Ecrits de contrebande

Racontottes de bricotiers

Dans le Haut-Doubs, les hivers sont longs et rigoureux et les dimanches, d’avant la télévision paraissaient interminables. Après la messe, dans des églises glaciales dont le seul mérite était de vous abriter du vent, mais que personne ne manquait, moins par foi que par utilité sociale. C’était en effet le seul endroit où tout le monde pouvait rencontrer tout le monde, le lieu où l’on s’échangeait les nouvelles, où les jeunes coqs du village lançaient leurs premières œillades à des jeunes filles effarouchées dont les joues rosissaient plus qu’avec le froid. C’est là que se concluait la vente d’une vache ou d’un lopin de terre, que l’on fixait la date des épousailles du petit dernier avec la fille du maire ou que se concluaient les contrats de sous-traitance de pièces d’horlogerie. Le curé était souvent pris comme témoin avant qu’il aille déjeuner à l’invitation de l’un de ses paroissiens.

Le respect du repos du dimanche interdisait toute activité et c’est tout juste si on s’autorisait à écrire au fiston en garnison à Toul ou à l’oncle producteur de cacao en Guinée. Les après-midi se trainaient en longueur jusqu’à la tombée du jour où l’on se réunissait entre voisins.

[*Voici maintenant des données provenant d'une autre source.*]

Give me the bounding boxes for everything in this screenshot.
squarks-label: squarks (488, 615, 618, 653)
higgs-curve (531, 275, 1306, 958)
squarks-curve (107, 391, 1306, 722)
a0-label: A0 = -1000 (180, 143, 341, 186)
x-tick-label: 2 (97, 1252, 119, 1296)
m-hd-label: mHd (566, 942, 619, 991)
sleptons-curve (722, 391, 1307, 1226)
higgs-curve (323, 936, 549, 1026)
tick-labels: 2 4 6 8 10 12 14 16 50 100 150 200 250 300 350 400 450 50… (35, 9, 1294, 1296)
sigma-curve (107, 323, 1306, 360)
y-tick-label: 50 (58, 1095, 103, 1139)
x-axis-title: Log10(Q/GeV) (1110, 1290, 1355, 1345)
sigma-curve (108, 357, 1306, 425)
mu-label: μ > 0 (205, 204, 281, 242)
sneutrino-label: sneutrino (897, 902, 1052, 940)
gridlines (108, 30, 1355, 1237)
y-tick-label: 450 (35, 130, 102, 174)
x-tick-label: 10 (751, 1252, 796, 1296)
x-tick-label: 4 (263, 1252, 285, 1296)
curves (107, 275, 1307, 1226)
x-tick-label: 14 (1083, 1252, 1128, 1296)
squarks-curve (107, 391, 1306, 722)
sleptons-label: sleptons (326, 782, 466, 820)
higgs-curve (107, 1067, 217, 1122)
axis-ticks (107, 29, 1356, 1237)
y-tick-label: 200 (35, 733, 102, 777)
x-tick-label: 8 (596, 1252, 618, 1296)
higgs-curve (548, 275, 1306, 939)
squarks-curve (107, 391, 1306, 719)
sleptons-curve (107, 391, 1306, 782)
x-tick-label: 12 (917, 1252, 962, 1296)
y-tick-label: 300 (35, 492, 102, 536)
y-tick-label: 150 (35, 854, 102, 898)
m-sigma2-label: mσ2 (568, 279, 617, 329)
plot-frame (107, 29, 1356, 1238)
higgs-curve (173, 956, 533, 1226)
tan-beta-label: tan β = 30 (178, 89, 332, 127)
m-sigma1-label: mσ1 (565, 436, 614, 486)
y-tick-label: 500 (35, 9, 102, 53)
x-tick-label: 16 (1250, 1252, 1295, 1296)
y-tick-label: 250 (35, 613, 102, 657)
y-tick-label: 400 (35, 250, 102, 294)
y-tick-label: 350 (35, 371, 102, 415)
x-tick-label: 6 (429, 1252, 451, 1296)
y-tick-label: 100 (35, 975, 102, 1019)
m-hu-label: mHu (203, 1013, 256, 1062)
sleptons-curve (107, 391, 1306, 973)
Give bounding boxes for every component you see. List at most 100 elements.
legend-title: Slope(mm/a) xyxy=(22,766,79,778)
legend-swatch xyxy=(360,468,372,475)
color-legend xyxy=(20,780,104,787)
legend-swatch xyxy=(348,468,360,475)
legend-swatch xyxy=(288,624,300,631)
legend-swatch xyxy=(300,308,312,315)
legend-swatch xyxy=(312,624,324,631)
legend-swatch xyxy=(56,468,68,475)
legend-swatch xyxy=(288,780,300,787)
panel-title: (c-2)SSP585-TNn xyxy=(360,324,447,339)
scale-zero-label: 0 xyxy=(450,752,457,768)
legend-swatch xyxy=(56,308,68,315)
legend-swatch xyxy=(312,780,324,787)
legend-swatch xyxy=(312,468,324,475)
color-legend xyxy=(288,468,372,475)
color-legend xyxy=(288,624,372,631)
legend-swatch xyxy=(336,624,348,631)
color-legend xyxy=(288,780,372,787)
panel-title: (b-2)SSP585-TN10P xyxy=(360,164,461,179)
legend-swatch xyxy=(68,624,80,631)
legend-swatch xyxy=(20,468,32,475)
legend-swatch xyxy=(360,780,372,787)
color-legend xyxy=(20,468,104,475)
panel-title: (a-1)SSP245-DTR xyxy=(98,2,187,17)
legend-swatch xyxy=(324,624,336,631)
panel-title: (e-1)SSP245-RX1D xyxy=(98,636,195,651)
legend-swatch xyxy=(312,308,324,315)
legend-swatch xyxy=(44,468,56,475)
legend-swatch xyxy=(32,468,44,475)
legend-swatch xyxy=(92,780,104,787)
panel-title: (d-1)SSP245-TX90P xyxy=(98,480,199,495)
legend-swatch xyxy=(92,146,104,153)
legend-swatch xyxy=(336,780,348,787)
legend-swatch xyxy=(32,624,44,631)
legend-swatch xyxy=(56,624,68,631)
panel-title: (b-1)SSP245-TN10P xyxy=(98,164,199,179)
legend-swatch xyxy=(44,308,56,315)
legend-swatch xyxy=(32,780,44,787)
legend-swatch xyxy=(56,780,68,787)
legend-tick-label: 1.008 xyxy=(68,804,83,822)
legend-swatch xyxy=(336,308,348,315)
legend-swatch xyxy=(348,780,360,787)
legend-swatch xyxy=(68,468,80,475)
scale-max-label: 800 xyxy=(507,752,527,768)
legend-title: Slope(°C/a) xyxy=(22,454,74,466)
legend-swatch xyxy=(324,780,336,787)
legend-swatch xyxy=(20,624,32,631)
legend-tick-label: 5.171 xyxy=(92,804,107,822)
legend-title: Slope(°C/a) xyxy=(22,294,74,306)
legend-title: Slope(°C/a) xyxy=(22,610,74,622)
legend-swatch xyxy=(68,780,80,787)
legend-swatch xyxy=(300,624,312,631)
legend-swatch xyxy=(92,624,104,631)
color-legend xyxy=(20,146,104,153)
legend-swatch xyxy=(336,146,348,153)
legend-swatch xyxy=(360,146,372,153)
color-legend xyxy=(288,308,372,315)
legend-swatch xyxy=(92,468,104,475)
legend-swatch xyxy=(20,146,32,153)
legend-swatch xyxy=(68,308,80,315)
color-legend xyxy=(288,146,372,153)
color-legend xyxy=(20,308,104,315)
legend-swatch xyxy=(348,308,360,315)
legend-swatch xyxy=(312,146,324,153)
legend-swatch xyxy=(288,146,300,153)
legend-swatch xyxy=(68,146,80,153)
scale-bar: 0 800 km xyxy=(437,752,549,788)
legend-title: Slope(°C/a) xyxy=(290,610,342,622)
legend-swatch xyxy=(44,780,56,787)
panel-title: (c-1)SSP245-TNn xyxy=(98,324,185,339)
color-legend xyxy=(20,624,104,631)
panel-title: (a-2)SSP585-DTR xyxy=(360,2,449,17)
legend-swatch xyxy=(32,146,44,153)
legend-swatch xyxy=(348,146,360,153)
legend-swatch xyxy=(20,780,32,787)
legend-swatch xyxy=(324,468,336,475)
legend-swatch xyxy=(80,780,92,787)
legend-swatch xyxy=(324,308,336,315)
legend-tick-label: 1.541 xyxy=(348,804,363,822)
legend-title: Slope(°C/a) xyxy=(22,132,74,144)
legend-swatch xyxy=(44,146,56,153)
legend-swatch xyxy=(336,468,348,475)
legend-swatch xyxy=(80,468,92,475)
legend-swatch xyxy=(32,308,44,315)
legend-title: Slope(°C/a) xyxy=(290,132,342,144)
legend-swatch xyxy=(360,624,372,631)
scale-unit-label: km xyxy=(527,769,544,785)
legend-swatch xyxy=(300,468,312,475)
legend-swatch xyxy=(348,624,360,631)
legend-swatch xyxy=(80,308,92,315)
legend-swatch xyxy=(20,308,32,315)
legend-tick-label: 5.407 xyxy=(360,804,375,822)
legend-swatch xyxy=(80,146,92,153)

Pendant que les femmes préparaient la soupe à l’oignon, les reuchties et l’omelette au lard, commençait le temps des racontottes, ces petites histoires vraies ou fausses, allez savoir, dans lesquelles les anciens excellaient. Dos au feu qui couvait dans la cheminée, les enfants que nous étions, écoutions assis par terre, fascinés. Les histoires que nous préférions étaient celles de contrebande, celles où les braves bricotiers roulaient toujours les méchants douaniers. Car nous étions tous des bricotiers dans l’âme, sinon en fait. Évidemment d’un dimanche à l’autre, les mêmes racontottes pouvaient revenir mais chaque fois enrichies par l’imagination du conteur, chaque fois renouvelées par ses talents d’interprétation. Semblables et différentes tout à la fois, elles ne nous lassaient jamais, elles faisaient de personnes simples et ordinaires que nous ou nos parents avions connues, des personnages de roman ou des héros de légende. J’ai retranscrit ou inventé ces écrits de contrebande dans l’esprit de ces racontottes de mon enfance, mais chut ! En les lisant ou en les écoutant dans le silence, vous entendrez ressurgir les voix de Louise, de Hélène, de P’tit Claude, de Zénobie, de la Grande Suzon, de l’oncle Georges et de tant d’autres, toutes ces voix d’un passé qui ne s’est jamais éteint.